Nazisme et rexisme, aîné et cadet, petite et grande histoire. Dans « L’autre Simenon », Patrick Roegiers romance l’histoire de deux frères dissemblables que tout semble opposer, si ce n’est leurs liens avec le crime. La fiction s’insère dans les blancs de l’histoire, en relançant un vieux débat entre histoire et littérature.
Adolf Hitler et Léon Degrelle. Georges et Christian Simenon. L’Histoire a retenu le nom des premiers, moins des seconds. Fondateur du Rexisme, ce parti belge catholique et d’extrême-droite créé en 1936, Léon Degrelle enflamme des foules en délire, soulève une incontrôlable « degrellomania » et rassemble tous les gros bras et les petites frappes de Belgique. « Prêcheur en eaux troubles« , « prêtre de foire« , ce simili-Fürher sait tirer parti des frustrations des années 30, comme un petit frère moins connu d’Hitler et de Mussolini.
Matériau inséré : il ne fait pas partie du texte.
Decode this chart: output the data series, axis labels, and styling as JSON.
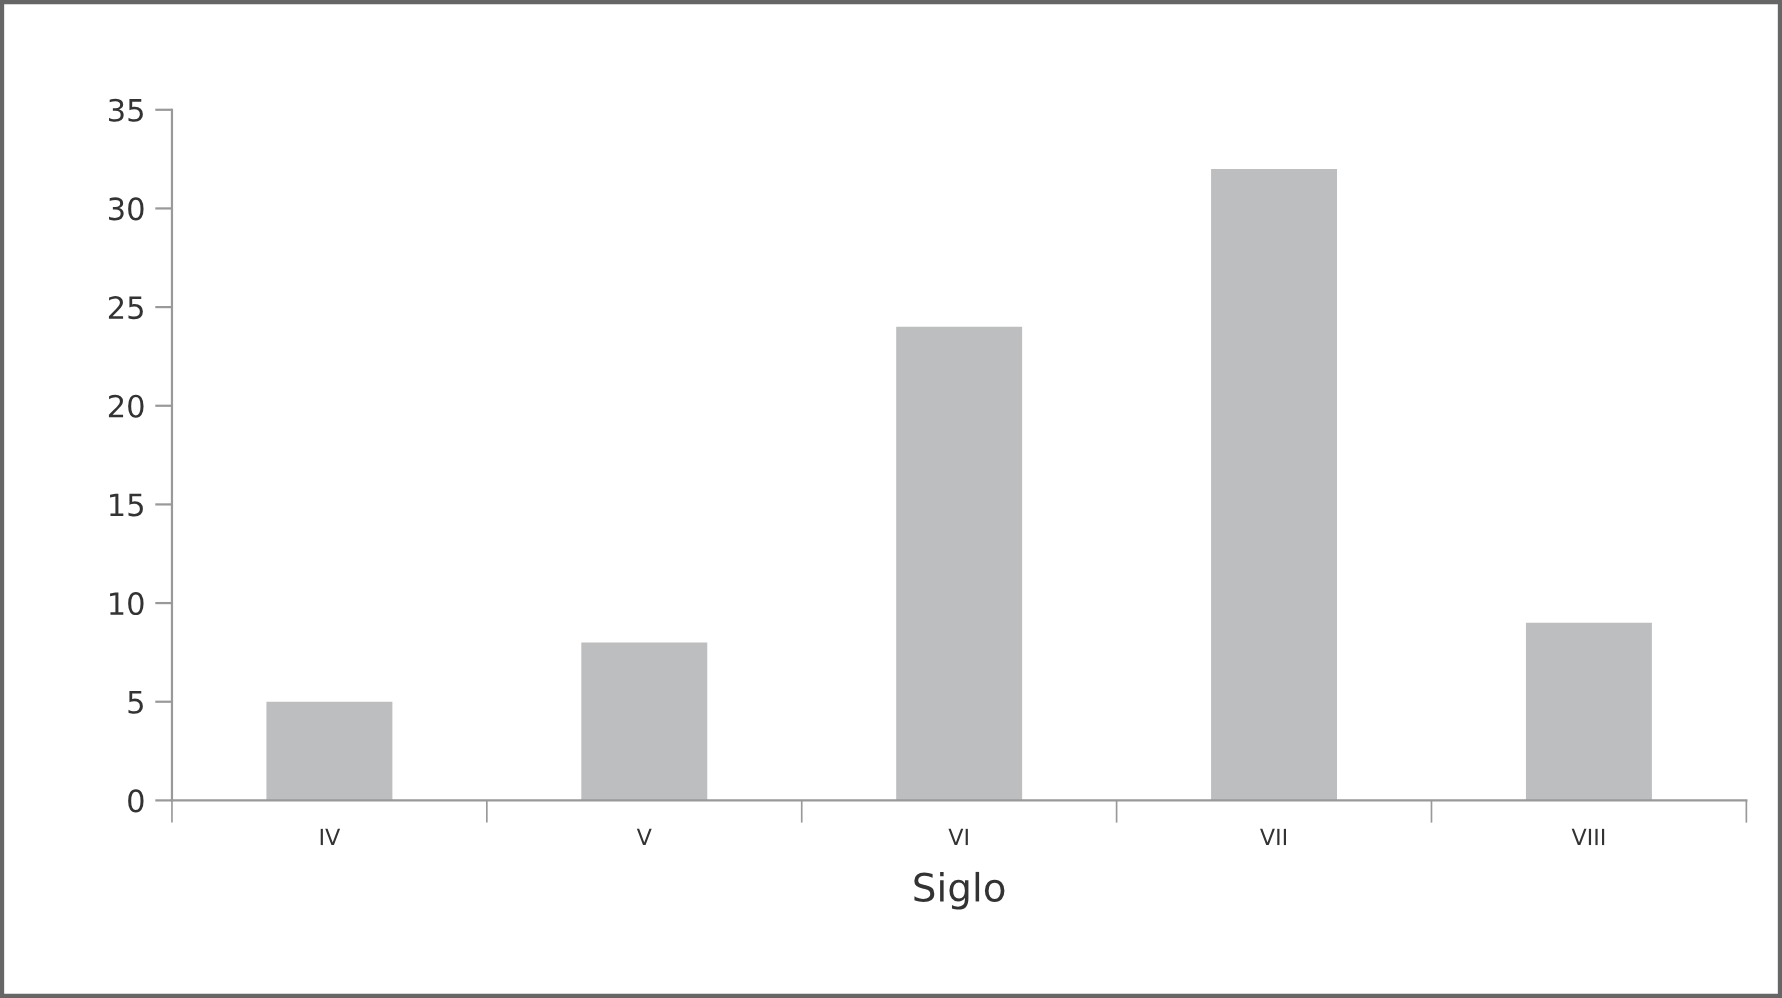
{
  "chart_data": {
    "type": "bar",
    "xlabel": "Siglo",
    "categories": [
      "IV",
      "V",
      "VI",
      "VII",
      "VIII"
    ],
    "values": [
      5,
      8,
      24,
      32,
      9
    ],
    "color": "#bdbec0",
    "ylim": [
      0,
      35
    ],
    "yticks": [
      0,
      5,
      10,
      15,
      20,
      25,
      30,
      35
    ],
    "grid": false
  }
}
Parmi les convertis au Rexisme, un autre petit frère va peu à peu trouver sa place jusqu’à devenir chef de section au sein de l’état-major du parti, pendant la Seconde Guerre Mondiale. Christian aurait pu rester un fantoche, un faible, un collaborateur parmi tant d’autres dont l’histoire n’aurait retenu que la participation à la « tuerie de Courcelles« , cette froide exécution de 27 civils perpétrée les 17 et 18 août 1944, s’il n’était aussi le frère de Simenon, le grand: Georges. Un petit frère écrasé par un aîné adulé et jouisseur, qui sut embrasser la vie et le succès à pleines mains. Une histoire de fratrie banale et sordide, comme la collaboration.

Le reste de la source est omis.